韓国に住むハンセン病の元患者の家族60人余りが、日本の植民地だった時代に隔離政策によって差別を受けたとして、日本政府に補償金の支払いを請求したことが分かりました。韓国からの請求は初めてだということです。

ハンセン病をめぐっては、かつての国の誤った隔離政策で元患者だけでなく家族も差別を受けたとして、国はおととし、法律に基づいて補償金を支払う制度を作りました。

配偶者と親子には180万円、きょうだいや同居していた親族には130万円がそれぞれ支払われ、厚生労働省によりますと、これまでに合わせて6699件が認定を受けたということです。

対象には、かつて日本の植民地だった朝鮮半島や台湾にいた元患者の家族も含まれ、弁護団によりますと、韓国に住む元患者の子どもやきょうだい合わせて62人が、27日までに補償金の支払いを日本政府に請求したということです。

これまでに、台湾に住む元患者の家族6人が請求して認定を受けていますが、韓国からの請求は初めてだということです。

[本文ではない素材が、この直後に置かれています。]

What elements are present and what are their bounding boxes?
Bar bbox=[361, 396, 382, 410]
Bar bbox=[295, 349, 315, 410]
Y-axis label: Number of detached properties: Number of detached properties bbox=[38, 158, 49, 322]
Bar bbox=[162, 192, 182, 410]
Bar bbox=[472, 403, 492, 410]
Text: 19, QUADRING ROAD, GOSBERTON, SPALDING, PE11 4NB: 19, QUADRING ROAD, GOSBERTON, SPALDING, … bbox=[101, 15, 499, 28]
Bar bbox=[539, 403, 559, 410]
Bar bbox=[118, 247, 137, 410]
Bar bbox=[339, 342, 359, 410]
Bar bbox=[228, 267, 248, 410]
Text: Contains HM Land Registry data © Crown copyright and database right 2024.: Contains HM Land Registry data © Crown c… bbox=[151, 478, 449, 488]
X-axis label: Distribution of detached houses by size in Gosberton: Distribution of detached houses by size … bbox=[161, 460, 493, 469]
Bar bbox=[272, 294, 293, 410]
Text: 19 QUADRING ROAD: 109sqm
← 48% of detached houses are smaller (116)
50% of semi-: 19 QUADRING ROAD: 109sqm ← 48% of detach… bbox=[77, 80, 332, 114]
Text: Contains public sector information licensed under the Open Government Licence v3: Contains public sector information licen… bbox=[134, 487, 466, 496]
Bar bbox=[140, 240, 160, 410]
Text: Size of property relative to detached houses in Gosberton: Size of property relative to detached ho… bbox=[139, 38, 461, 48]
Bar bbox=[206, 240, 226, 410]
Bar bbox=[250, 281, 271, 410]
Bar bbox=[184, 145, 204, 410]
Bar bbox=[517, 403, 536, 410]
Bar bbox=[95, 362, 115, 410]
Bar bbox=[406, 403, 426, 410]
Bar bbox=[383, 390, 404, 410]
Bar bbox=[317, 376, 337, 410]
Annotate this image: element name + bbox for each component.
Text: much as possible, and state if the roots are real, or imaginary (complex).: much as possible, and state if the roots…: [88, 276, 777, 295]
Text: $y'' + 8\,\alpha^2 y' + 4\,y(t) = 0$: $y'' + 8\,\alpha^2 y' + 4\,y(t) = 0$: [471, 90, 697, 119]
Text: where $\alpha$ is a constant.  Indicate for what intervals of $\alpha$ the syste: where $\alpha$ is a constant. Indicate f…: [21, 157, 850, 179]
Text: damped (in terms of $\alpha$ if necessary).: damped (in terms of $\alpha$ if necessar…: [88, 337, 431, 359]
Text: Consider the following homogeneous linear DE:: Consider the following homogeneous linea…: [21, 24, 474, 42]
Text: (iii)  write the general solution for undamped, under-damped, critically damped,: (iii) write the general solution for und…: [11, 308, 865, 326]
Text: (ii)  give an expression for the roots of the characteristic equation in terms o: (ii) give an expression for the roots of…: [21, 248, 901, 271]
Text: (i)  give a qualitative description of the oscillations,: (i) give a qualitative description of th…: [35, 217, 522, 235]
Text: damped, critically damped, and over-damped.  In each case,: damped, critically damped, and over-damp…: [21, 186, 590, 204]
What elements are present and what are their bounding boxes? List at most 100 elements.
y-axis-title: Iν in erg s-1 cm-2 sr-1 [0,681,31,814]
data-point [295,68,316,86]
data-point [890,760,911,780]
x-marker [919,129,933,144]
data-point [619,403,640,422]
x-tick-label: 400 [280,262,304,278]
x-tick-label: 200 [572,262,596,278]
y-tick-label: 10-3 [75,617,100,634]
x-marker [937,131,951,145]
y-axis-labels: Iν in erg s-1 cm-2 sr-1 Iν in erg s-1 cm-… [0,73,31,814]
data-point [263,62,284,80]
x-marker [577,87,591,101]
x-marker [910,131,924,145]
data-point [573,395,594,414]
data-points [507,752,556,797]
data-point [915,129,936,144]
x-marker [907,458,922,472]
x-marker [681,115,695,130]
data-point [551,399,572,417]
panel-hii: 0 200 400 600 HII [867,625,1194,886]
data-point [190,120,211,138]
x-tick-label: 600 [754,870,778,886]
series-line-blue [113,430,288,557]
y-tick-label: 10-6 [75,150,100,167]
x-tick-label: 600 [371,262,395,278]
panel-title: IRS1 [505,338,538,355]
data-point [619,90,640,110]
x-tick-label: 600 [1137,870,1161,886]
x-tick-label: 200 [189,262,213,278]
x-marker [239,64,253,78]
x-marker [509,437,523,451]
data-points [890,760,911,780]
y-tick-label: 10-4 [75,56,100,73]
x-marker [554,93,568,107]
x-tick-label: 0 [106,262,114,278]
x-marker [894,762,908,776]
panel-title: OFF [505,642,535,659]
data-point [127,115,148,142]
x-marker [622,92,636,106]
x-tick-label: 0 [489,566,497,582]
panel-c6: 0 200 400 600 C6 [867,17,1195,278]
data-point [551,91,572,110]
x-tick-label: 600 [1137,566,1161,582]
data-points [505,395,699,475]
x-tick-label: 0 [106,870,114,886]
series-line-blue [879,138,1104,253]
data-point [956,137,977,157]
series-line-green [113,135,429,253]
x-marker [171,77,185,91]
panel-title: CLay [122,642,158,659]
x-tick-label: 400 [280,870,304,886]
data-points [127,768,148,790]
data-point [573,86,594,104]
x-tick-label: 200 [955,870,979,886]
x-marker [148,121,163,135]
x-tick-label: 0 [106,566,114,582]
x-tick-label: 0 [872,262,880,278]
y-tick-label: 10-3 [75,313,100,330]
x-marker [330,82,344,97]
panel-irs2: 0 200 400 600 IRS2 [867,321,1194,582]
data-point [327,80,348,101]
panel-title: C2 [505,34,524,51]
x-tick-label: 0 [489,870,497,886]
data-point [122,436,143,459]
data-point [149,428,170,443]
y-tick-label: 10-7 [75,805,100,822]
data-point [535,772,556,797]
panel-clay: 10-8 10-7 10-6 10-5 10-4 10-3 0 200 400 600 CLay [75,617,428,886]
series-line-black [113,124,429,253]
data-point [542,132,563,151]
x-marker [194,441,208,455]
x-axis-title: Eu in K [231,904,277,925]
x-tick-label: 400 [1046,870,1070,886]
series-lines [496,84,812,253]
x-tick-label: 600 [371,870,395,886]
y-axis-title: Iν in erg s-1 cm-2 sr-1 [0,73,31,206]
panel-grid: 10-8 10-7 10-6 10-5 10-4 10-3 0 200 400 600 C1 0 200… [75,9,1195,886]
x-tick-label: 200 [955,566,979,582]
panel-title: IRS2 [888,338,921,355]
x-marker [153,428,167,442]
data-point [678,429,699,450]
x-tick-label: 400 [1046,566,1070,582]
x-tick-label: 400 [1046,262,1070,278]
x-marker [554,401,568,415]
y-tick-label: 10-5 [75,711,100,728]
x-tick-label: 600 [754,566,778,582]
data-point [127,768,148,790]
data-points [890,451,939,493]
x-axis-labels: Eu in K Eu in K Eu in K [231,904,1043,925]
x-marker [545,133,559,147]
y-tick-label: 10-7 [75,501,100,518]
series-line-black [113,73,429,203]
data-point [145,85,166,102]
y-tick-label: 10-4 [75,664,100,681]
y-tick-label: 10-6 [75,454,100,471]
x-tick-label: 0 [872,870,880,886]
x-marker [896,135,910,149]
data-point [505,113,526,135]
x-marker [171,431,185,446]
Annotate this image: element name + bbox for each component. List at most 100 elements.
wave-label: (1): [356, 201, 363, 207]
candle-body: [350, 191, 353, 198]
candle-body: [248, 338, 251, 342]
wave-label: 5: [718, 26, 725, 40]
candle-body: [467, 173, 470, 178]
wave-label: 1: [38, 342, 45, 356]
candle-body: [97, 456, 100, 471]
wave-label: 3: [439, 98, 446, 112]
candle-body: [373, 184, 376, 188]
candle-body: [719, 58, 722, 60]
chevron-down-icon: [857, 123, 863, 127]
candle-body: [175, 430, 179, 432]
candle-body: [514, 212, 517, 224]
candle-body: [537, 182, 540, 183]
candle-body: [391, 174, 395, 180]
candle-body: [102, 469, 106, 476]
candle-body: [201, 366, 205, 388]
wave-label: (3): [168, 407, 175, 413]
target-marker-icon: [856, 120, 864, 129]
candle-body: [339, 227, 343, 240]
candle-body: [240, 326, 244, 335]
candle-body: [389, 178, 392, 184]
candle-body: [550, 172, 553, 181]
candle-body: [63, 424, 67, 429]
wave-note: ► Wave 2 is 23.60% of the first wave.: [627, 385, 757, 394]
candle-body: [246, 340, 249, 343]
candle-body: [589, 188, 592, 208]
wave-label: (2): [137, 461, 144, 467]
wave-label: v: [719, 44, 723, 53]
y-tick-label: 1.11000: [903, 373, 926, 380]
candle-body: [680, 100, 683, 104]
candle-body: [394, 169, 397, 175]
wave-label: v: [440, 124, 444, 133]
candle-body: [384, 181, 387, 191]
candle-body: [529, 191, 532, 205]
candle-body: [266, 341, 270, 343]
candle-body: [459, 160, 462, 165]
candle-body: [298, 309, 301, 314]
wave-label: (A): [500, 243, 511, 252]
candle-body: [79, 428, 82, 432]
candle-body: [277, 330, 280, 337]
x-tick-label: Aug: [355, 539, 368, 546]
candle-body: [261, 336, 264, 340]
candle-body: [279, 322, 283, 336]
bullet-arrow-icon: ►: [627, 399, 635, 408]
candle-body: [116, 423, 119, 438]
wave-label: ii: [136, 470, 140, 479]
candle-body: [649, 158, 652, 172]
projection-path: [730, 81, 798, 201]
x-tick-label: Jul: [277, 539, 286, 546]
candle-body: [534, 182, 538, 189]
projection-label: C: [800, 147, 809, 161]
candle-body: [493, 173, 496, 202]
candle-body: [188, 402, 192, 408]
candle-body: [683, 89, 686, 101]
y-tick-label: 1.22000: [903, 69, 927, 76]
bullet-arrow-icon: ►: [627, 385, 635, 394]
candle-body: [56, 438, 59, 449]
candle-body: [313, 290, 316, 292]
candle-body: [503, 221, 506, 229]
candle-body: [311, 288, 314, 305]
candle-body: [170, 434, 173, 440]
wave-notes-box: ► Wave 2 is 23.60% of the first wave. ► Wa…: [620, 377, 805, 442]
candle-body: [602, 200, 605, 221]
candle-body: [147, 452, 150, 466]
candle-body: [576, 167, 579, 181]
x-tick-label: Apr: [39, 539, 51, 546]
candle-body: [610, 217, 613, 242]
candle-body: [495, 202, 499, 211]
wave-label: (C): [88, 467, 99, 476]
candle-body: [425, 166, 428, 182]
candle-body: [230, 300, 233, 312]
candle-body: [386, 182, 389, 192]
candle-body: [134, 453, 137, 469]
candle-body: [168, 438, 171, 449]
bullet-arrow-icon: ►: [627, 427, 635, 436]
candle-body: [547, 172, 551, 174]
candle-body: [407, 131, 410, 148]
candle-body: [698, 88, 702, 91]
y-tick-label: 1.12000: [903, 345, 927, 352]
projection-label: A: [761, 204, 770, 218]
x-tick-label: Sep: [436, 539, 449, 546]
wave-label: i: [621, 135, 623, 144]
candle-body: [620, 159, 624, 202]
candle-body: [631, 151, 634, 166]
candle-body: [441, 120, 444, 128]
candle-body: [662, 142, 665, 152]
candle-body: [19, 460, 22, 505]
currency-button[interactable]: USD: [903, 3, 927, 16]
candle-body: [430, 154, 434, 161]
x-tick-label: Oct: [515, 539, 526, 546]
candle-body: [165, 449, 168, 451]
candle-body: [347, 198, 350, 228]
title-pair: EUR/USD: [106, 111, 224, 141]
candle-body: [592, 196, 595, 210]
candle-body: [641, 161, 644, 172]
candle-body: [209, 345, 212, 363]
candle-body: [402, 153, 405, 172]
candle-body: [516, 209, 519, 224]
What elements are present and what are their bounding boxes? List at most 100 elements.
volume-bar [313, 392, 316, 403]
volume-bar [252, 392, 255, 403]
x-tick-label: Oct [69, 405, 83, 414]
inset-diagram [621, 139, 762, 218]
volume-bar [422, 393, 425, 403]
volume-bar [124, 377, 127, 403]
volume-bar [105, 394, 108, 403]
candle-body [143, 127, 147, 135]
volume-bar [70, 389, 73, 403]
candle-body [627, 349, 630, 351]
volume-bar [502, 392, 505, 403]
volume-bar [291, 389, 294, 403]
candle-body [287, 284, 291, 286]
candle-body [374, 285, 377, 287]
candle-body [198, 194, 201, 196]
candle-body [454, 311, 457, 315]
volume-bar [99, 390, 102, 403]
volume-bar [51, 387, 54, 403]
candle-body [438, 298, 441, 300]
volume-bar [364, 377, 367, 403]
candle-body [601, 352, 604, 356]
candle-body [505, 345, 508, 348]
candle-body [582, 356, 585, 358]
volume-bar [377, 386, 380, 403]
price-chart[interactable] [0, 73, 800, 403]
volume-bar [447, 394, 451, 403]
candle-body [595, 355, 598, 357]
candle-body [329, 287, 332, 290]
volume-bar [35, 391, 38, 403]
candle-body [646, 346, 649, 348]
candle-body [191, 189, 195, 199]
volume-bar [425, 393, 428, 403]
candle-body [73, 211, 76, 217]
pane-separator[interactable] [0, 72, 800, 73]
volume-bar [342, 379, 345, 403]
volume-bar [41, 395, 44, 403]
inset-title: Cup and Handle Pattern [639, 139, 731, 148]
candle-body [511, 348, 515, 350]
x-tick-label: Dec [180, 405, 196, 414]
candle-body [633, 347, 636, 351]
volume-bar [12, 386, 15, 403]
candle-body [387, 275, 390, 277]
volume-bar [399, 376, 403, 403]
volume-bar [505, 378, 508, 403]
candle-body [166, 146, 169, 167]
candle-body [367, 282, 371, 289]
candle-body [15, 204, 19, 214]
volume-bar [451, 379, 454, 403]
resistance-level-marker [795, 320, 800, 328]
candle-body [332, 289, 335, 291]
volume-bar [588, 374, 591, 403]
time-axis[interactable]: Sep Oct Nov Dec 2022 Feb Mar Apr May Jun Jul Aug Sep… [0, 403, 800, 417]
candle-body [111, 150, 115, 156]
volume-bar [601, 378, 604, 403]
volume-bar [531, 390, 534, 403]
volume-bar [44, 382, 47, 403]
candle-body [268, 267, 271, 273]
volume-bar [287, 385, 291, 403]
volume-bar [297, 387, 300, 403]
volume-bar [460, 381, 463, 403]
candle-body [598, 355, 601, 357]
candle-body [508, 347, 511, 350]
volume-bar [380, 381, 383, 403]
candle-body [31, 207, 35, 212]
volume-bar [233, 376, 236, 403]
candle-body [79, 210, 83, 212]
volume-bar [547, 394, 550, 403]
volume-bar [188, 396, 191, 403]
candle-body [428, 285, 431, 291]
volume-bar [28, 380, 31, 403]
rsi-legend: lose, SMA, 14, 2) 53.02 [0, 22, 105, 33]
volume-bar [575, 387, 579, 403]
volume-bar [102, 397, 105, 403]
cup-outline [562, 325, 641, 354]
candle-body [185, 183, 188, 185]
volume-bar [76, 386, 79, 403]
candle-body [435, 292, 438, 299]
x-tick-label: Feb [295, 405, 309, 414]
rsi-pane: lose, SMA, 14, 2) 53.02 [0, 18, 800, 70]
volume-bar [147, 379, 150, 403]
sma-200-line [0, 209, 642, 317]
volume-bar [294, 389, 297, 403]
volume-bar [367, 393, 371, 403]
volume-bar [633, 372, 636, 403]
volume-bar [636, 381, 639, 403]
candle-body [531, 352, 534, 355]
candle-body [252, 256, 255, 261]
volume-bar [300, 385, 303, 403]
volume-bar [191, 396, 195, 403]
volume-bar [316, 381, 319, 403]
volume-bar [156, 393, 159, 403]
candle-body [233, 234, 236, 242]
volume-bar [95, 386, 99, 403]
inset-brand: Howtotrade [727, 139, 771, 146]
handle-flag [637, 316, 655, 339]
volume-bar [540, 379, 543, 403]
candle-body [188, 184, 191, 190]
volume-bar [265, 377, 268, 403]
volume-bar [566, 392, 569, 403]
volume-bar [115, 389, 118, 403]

弁護団は「当時の記録が残っていない中で、家族が患者だったことを立証するのは難しい面もあるが、全員が補償を受けられるよう日韓の弁護団で協力していきたい」と話しています。

厚生労働省「法律に基づいて適切に審査したい」

厚生労働省は、最終的に専門家の審査会で個別に判断するとしたうえで、「証言や書類など何らかの形で、元患者の家族だと確認できれば補償の対象になる。請求があれば法律に基づいて適切に審査したい」としています。